I’d like to introduce you to Theodore Grenfell Bonnah, a Labrador Metis living in Kyoto, Japan. I met Ted in St. John’s, Newfoundland over 20 years ago and have been proud to call him a friend ever since. As he’s travelled the world and brought Newfoundland and Labrador to the world, he’s also brought the world back home to Canada.
Q. Tell me bit about yourself and your life in Canada?
I am a Labrador Metis originally from Happy Valley Goose Bay, Labrador. I am the great grandson of Gilbert Blake, famous trapper and rescuer of the doomed Hubbard expedition. His daughter, my grandmother Phyllis Pritchard, was a well known Labrador artist, and who I inherited my drawing ability from. My mother’s side is thus a mix of Orkney Scots and Labrador Inuit.
My father came from Barry’s Bay, Ontario, of French-Irish descent. His father, Leo Bonnah, was a vaudeville musician who later became an Indian Affairs Officer who received recognition from the Queen for his efforts on behalf of native peoples like the Algonquin. He was a great human being, and who I named my son after.
I have strived all my life to be a generous, humorous, and supportive man like my step-grandfather William Pritchard, my step-father Terry Frost, and my grandfather Leo. I now strive to pass what these gentle men taught me onto my son, who I love more than life itself.
Q. When you think about being Canadian what does it mean for you?
Being open-minded, accepting, interested in and amused by change. Instantly finding connection with people from anywhere in the world while traveling anywhere in the world. This is being Canadian to me.
Q. What makes you happy about Canada? Where do you feel the happiest in Canada?
Having lived outside of Canada so long now, I am happy to hear it is inching back towards the multiculturalism and social progressiveness it aspires to, and which marked my youth. The efforts are not perfect, but they are being made.
I would have to say from this past summer that I was happiest traveling in places in Canada I had never been to before. Although being back in Newfoundland and Ontario were very comfortable, traveling through Jasper, Banff, and Edmonton was really eye and mind-opening.
Q. What frustrates you about Canada?
That Canadians sometimes think they are Americans. That some forward extremist posts from south of the border, or insist on rights that were never part of the Canadian experience. I fear more of that in future.

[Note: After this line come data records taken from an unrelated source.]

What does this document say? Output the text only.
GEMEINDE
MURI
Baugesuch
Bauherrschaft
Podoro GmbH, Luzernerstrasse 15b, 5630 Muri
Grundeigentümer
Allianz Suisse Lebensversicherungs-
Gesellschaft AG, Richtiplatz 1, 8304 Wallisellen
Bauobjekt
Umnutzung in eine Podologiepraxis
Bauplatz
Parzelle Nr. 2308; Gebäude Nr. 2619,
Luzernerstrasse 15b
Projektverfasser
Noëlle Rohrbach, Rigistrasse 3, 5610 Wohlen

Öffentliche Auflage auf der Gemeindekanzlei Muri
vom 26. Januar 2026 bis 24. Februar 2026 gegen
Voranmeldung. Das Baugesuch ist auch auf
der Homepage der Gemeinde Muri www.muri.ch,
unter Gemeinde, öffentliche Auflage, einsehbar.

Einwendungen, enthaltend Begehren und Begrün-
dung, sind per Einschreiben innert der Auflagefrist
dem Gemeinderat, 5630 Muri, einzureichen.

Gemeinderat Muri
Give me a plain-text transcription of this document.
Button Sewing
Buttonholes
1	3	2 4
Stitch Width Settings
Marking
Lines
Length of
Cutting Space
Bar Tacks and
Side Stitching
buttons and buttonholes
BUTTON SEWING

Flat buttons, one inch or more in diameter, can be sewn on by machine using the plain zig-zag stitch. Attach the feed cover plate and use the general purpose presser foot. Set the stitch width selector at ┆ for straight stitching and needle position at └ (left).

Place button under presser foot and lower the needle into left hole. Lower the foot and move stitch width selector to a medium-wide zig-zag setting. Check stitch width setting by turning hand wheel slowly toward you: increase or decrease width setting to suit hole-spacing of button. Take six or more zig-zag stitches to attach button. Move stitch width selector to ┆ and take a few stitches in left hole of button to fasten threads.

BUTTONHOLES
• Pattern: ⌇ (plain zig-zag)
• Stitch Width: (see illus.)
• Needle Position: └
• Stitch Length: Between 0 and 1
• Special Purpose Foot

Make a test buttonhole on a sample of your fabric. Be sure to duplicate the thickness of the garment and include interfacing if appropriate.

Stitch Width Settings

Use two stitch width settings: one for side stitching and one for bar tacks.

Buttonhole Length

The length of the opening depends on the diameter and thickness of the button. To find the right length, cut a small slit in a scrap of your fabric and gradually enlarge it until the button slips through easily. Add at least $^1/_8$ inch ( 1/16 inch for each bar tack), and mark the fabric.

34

Q. Where would you like Canada to be in 25 years when we celebrate 175?
I’d like Canada to be the Europe of North America again, but also to have turned The North into a fairer, happier place to live. I think we ‘border dwelling’ Canadians have turned our backs on The North, and left native peoples in a terrible abyss spiritually and economically. Canada only reaches its true potential when it remedies this situation in my opinion.
Q. If you have one piece of advice to give someone being born in Canada today, what would it be?
I’d say travel, travel, travel, not as a tourist, but as a traveler, as someone there to see at the same level as local people, not to look down on them from a hotel balcony. Travel, impress people with your open-mindedness and open-heartedness, and in turn be impressed by the land that made you who you are. I once had a Beijing taxi driver take me out for drinks with his family just because I had connected with him on a human level. Making those connections is what being Canadian is all about to me.